I pull on a pair of jeans (I'm naked) and run outside, still barefoot. By now there are three or four people standing in the street. There's an uprooted bollard, a quarter of a ton of it, still rolling back and forth in the road. I turn into Ash Road, still running, and I see the first body. She's on her front, three-quarters of the way out of the car. There's not a lot of blood but it appears as though she's been thrown through the car door. Not through the window, but through the metal door. The physics of it are impossible to comprehend.

She's fleshy, black, not wearing much. Her face is pressed hard into the tarmac and she's obviously dead. I'm three or four feet away but she's definitely dead. The first dead body I've ever seen and in the most absurdly violent circumstances. Behind the wheel of the car is a man, sat upright. He's not moving. I run back to the house to ring 999 despite being half-aware that someone is already calling them. I hear my voice shaking as I'm connected. I start babbling about "a terrible accident" and give the address, correctly, I think.

"Which emergency service do you require?" the operator asks, rather laconically.
"All of them, I think, " I say, and again I have a point, but it occurs to me that I'm paraphrasing a film, something with Alan Rickman in it, where someone shouts "SEND EVERYONE!!!" into a 'phone.
"Who do you want first, Fire Service, Police or Ambulance?"
"Ambulance, I suppose." No-one's told me to calm down, so I haven't.
"Connecting you."

The man at the LAS asks for more details and makes it clear that I have obligations as a witness. "Grab a mobile when you go back outside and if necessary we'll talk you through CPR procedures. Check for breathing and pulse and make sure no-one moves anybody."
"Yes," I say, "I've already told them that." (I'm not sure that I have).

"Where are the sirens?" Kelly asks. "It's been five minutes."
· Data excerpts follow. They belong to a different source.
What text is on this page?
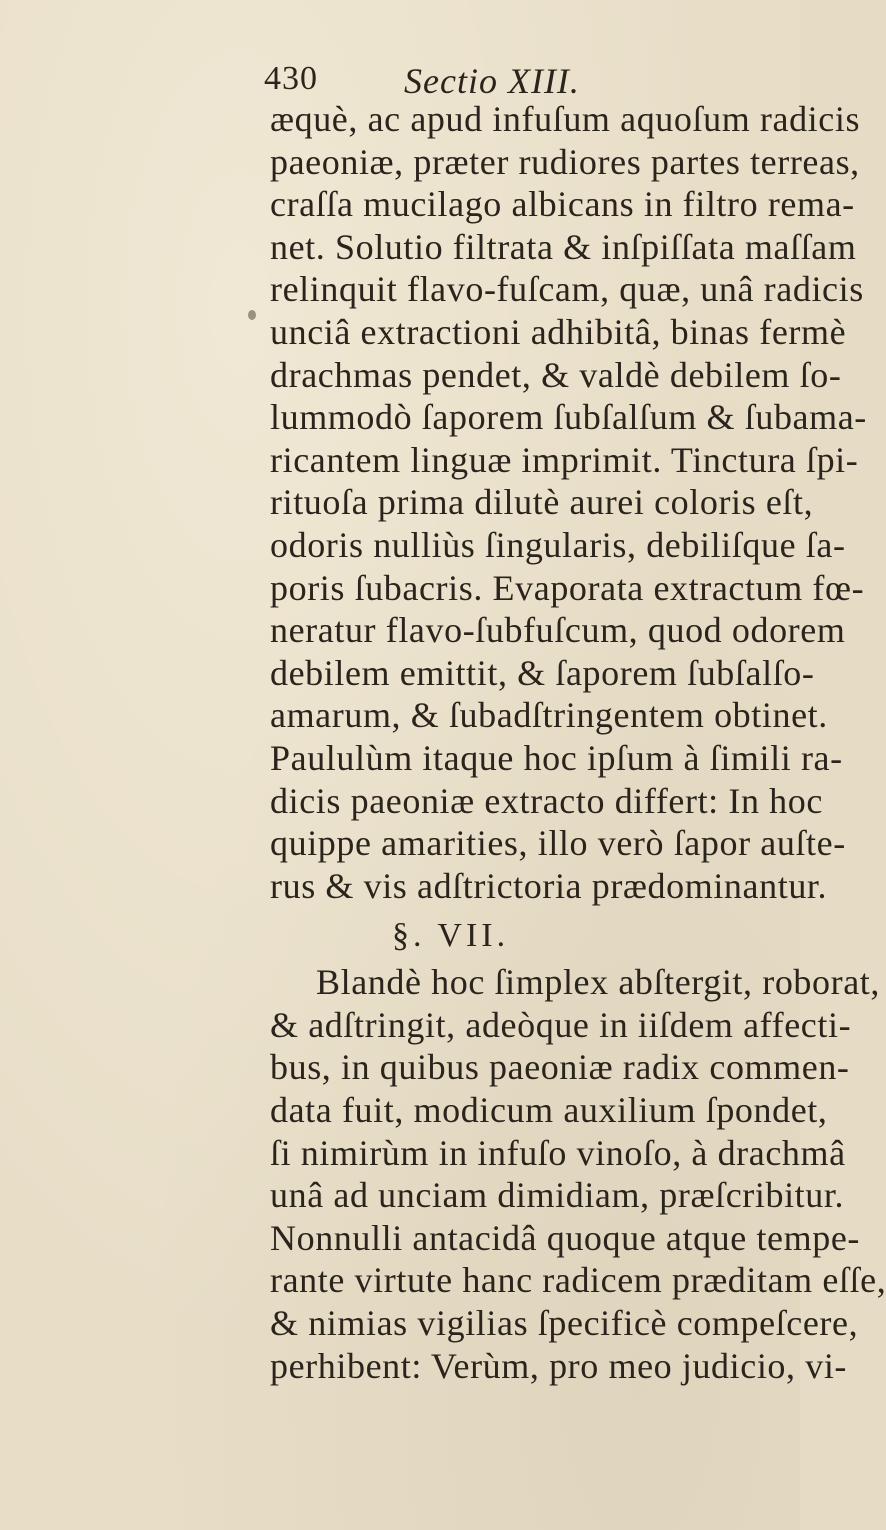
430 Sectio XIII.
æquè, ac apud infuſum aquoſum radicis
paeoniæ, præter rudiores partes terreas,
craſſa mucilago albicans in filtro rema-
net. Solutio filtrata & inſpiſſata maſſam
relinquit flavo-fuſcam, quæ, unâ radicis
unciâ extractioni adhibitâ, binas fermè
drachmas pendet, & valdè debilem ſo-
lummodò ſaporem ſubſalſum & ſubama-
ricantem linguæ imprimit. Tinctura ſpi-
rituoſa prima dilutè aurei coloris eſt,
odoris nulliùs ſingularis, debiliſque ſa-
poris ſubacris. Evaporata extractum fœ-
neratur flavo-ſubfuſcum, quod odorem
debilem emittit, & ſaporem ſubſalſo-
amarum, & ſubadſtringentem obtinet.
Paululùm itaque hoc ipſum à ſimili ra-
dicis paeoniæ extracto differt: In hoc
quippe amarities, illo verò ſapor auſte-
rus & vis adſtrictoria prædominantur.
§. VII.
Blandè hoc ſimplex abſtergit, roborat,
& adſtringit, adeòque in iiſdem affecti-
bus, in quibus paeoniæ radix commen-
data fuit, modicum auxilium ſpondet,
ſi nimirùm in infuſo vinoſo, à drachmâ
unâ ad unciam dimidiam, præſcribitur.
Nonnulli antacidâ quoque atque tempe-
rante virtute hanc radicem præditam eſſe,
& nimias vigilias ſpecificè compeſcere,
perhibent: Verùm, pro meo judicio, vi-
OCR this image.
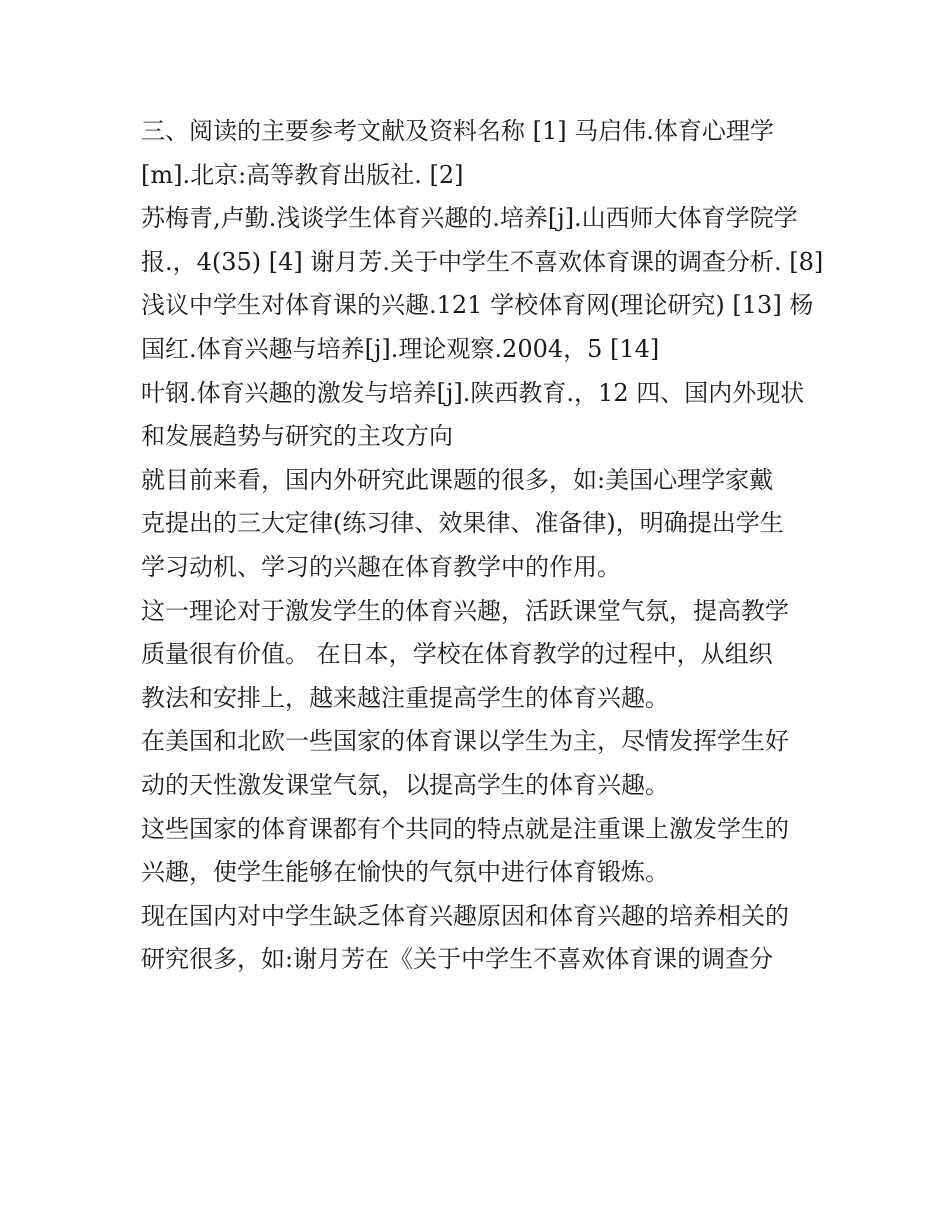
三、阅读的主要参考文献及资料名称 [1] 马启伟.体育心理学
[m].北京:高等教育出版社. [2]
苏梅青,卢勤.浅谈学生体育兴趣的.培养[j].山西师大体育学院学
报.，4(35) [4] 谢月芳.关于中学生不喜欢体育课的调查分析. [8]
浅议中学生对体育课的兴趣.121 学校体育网(理论研究) [13] 杨
国红.体育兴趣与培养[j].理论观察.2004，5 [14]
叶钢.体育兴趣的激发与培养[j].陕西教育.，12 四、国内外现状
和发展趋势与研究的主攻方向
就目前来看，国内外研究此课题的很多，如:美国心理学家戴
克提出的三大定律(练习律、效果律、准备律)，明确提出学生
学习动机、学习的兴趣在体育教学中的作用。
这一理论对于激发学生的体育兴趣，活跃课堂气氛，提高教学
质量很有价值。 在日本，学校在体育教学的过程中，从组织
教法和安排上，越来越注重提高学生的体育兴趣。
在美国和北欧一些国家的体育课以学生为主，尽情发挥学生好
动的天性激发课堂气氛，以提高学生的体育兴趣。
这些国家的体育课都有个共同的特点就是注重课上激发学生的
兴趣，使学生能够在愉快的气氛中进行体育锻炼。
现在国内对中学生缺乏体育兴趣原因和体育兴趣的培养相关的
研究很多，如:谢月芳在《关于中学生不喜欢体育课的调查分
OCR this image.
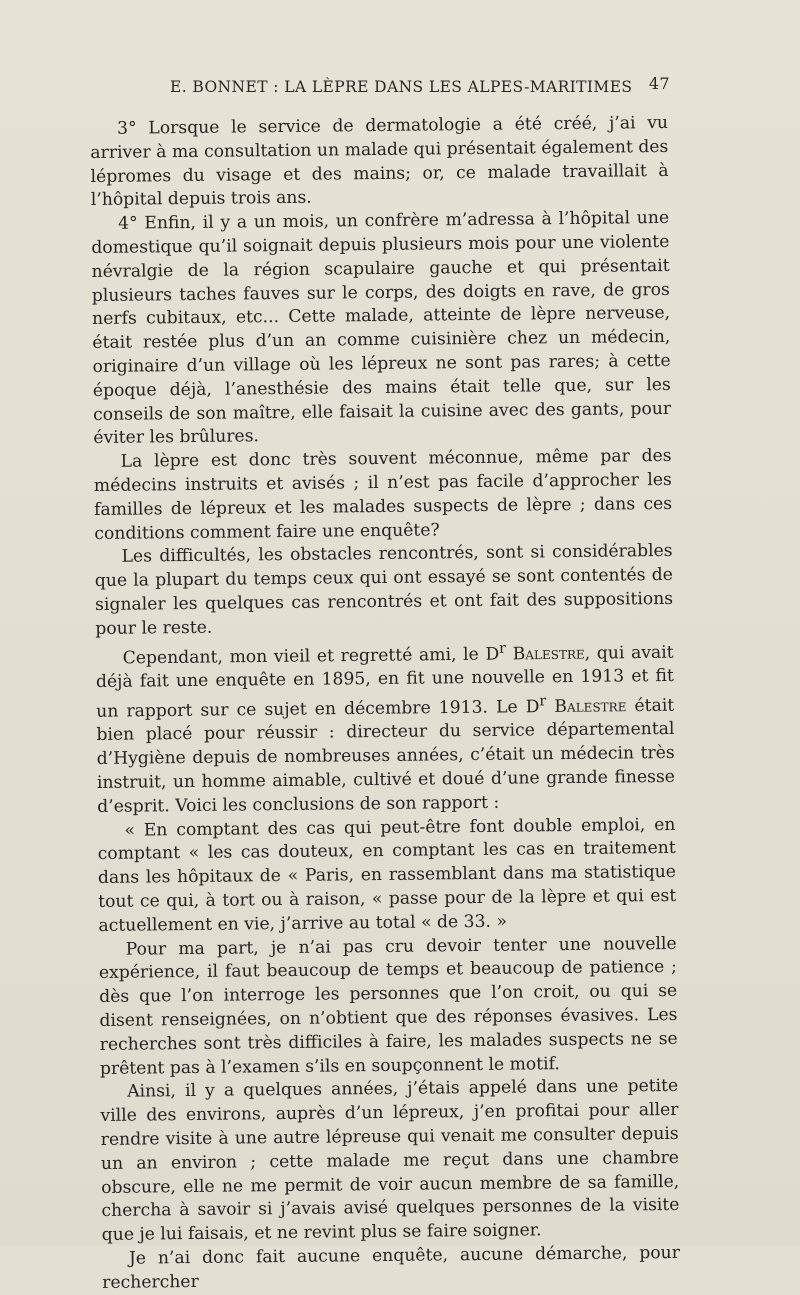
E. BONNET : LA LÈPRE DANS LES ALPES-MARITIMES 47

3° Lorsque le service de dermatologie a été créé, j’ai vu arriver à ma consultation un malade qui présentait également des lépromes du visage et des mains; or, ce malade travaillait à l’hôpital depuis trois ans.

4° Enfin, il y a un mois, un confrère m’adressa à l’hôpital une domestique qu’il soignait depuis plusieurs mois pour une violente névralgie de la région scapulaire gauche et qui présentait plusieurs taches fauves sur le corps, des doigts en rave, de gros nerfs cubitaux, etc... Cette malade, atteinte de lèpre nerveuse, était restée plus d’un an comme cuisinière chez un médecin, originaire d’un village où les lépreux ne sont pas rares; à cette époque déjà, l’anesthésie des mains était telle que, sur les conseils de son maître, elle faisait la cuisine avec des gants, pour éviter les brûlures.

La lèpre est donc très souvent méconnue, même par des médecins instruits et avisés ; il n’est pas facile d’approcher les familles de lépreux et les malades suspects de lèpre ; dans ces conditions comment faire une enquête?

Les difficultés, les obstacles rencontrés, sont si considérables que la plupart du temps ceux qui ont essayé se sont contentés de signaler les quelques cas rencontrés et ont fait des suppositions pour le reste.

Cependant, mon vieil et regretté ami, le $D^r$ Balestre, qui avait déjà fait une enquête en 1895, en fit une nouvelle en 1913 et fit un rapport sur ce sujet en décembre 1913. Le $D^r$ Balestre était bien placé pour réussir : directeur du service départemental d’Hygiène depuis de nombreuses années, c’était un médecin très instruit, un homme aimable, cultivé et doué d’une grande finesse d’esprit. Voici les conclusions de son rapport :

« En comptant des cas qui peut-être font double emploi, en comptant « les cas douteux, en comptant les cas en traitement dans les hôpitaux de « Paris, en rassemblant dans ma statistique tout ce qui, à tort ou à raison, « passe pour de la lèpre et qui est actuellement en vie, j’arrive au total « de 33. »

Pour ma part, je n’ai pas cru devoir tenter une nouvelle expérience, il faut beaucoup de temps et beaucoup de patience ; dès que l’on interroge les personnes que l’on croit, ou qui se disent renseignées, on n’obtient que des réponses évasives. Les recherches sont très difficiles à faire, les malades suspects ne se prêtent pas à l’examen s’ils en soupçonnent le motif.

Ainsi, il y a quelques années, j’étais appelé dans une petite ville des environs, auprès d’un lépreux, j’en profitai pour aller rendre visite à une autre lépreuse qui venait me consulter depuis un an environ ; cette malade me reçut dans une chambre obscure, elle ne me permit de voir aucun membre de sa famille, chercha à savoir si j’avais avisé quelques personnes de la visite que je lui faisais, et ne revint plus se faire soigner.

Je n’ai donc fait aucune enquête, aucune démarche, pour rechercher
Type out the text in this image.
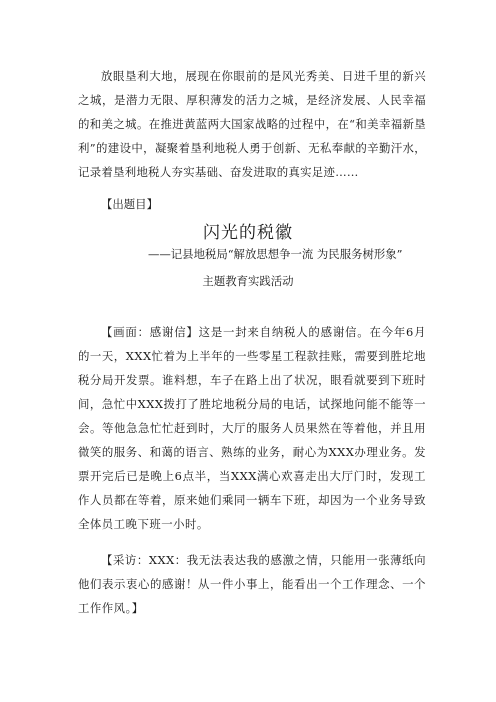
放眼垦利大地，展现在你眼前的是风光秀美、日进千里的新兴之城，是潜力无限、厚积薄发的活力之城，是经济发展、人民幸福的和美之城。在推进黄蓝两大国家战略的过程中，在“和美幸福新垦利”的建设中，凝聚着垦利地税人勇于创新、无私奉献的辛勤汗水，记录着垦利地税人夯实基础、奋发进取的真实足迹……

【出题目】

闪光的税徽

——记县地税局“解放思想争一流 为民服务树形象”

主题教育实践活动

【画面：感谢信】这是一封来自纳税人的感谢信。在今年6月的一天，XXX忙着为上半年的一些零星工程款挂账，需要到胜坨地税分局开发票。谁料想，车子在路上出了状况，眼看就要到下班时间，急忙中XXX拨打了胜坨地税分局的电话，试探地问能不能等一会。等他急急忙忙赶到时，大厅的服务人员果然在等着他，并且用微笑的服务、和蔼的语言、熟练的业务，耐心为XXX办理业务。发票开完后已是晚上6点半，当XXX满心欢喜走出大厅门时，发现工作人员都在等着，原来她们乘同一辆车下班，却因为一个业务导致全体员工晚下班一小时。

【采访：XXX：我无法表达我的感激之情，只能用一张薄纸向他们表示衷心的感谢！从一件小事上，能看出一个工作理念、一个工作作风。】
I pull on a shirt and head back outside, horrified, frankly, that I'll have to help in some way. Some context here:- Two years ago to the day, I assisted in another crash between two vehicles along the same stretch of road and acquitted myself well enough. Everyone survived, to my knowledge, and I was there right amongst the blood and the broken glass. I'm the sort that gets involved, despite myself. Most people are, given the circumstances. Morally, the options are limited. Turning a blind eye, or gawking. This is different in scale though. It's hopeless. I'm certain that they're both dead.

To my great relief, and without fanfare - or siren - an ambulance has arrived. I trot up to see if there's anything I can do and now I take in more of the scene. There's another body in the back of the car. I think it's a man but there's just a head, no face, no profile, really, just flesh.

I'm numb at this point. The last thing I register is the arrival of firemen on the scene, the first of whom flinches at the sight of the ruined BMW and immediately shouts for cutting equipment.

There are no skid marks on the road. The driver never tried to slow down. He regains consciousness later, I learn, and has escaped with a broken arm and a suspected lung puncture. The two women died instantly, initial reports suggest. A second male passenger fled the scene the police believe, the tall Dixons employee I saw first of all and put out of my mind, believing that no-one could survive.

On Friday morning I walked amongst the sand dunes in North Somerset. Rabbits scattered in front of me as I made my way down to the beach. We saw wild goats in the Cheddar Gorge later. Tragedies happen anywhere, of course, but it seems that here, where we live, tragedy is just around the corner.